My low fat Turkey Curry (Masala)
This is my healthy Turkey Curry as with most of my recipes, it is bulked out with vegetables, I’ve used mushrooms, pepper and french beans in this version. You could add any that you wish, I quite often add carrots cut into batons.
Yield: 2
My low fat Turkey Curry (Masala)
Prep Time
15 minutes
Cook Time
25 minutes
Total Time
40 minutes
Ingredients
- 1 medium onion
- 2 garlic cloves
- 1 chilli
- 1 pepper
- mushrooms
- french beans
- thumb sized piece ginger
- 1 tsp rapeseed oil
- 1/2 tsp cumin seeds
- 1/4 tsp cinnamon
- 1/4 tsp curry powder
- 1/4 tsp turmeric
- 1/4 tsp caster sugar
- 400 g can chopped tomatoes
- 250 g turkey
- 100 ml vegetable stock
- Rice or Naan bread to serve
Instructions
- Roughly cut the onion, or if your don’t have a blender finely chop, garlic, ginger and chilli.

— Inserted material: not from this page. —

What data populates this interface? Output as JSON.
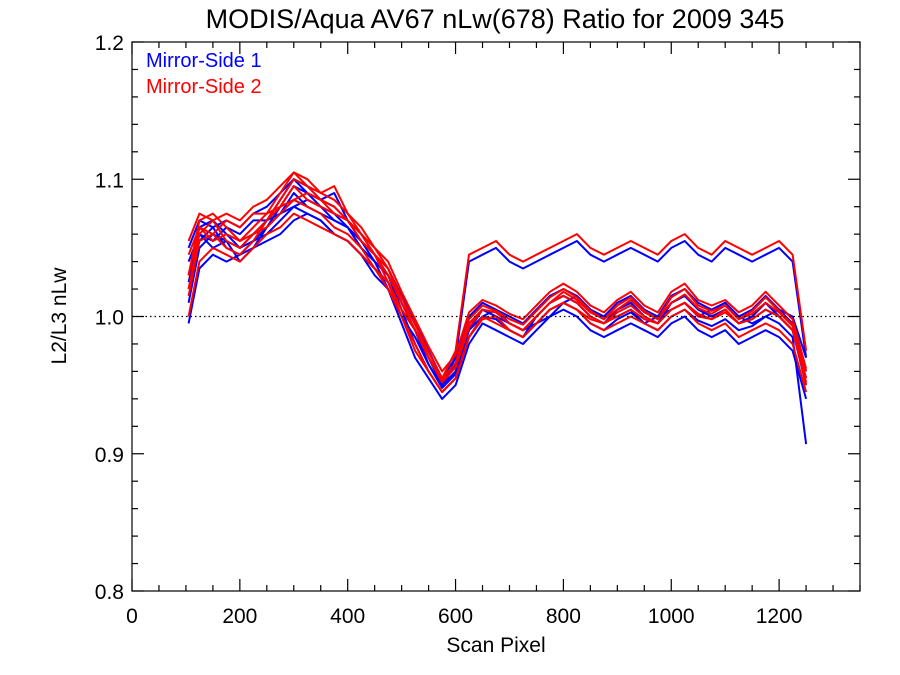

- Slice the pepper, mushrooms, beans and turkey.
- If you have a blender, blitz the onion into a paste and then do the same with the garlic, chilli and ginger.
- Heat the oil in a large pan and then add the cumin seeds, cinnamon, curry powder and turmeric and fry until the flavours a released. Add the onion and fry for a few minutes before adding the garlic, chilli and ginger.
- Fry this for a couple of minutes then add in the turkey and fry for a few more minutes before adding the pepper, beans and mushrooms fry for a further minute or so before adding the tomatoes, sugar and stock. Bring to a gentle simmer for 20 minutes or so stirring regularly so that it doesn’t catch, if it starts to dry out add a little water.
Nutrition Information:
Yield:
2Serving Size:
2 ServingsAmount Per Serving: Calories: 3
This was a fabulous curry! There was lots and it was really filling and healthy, with the lean turkey. It went really well with the WW Naan for an extra 3 ProPoints.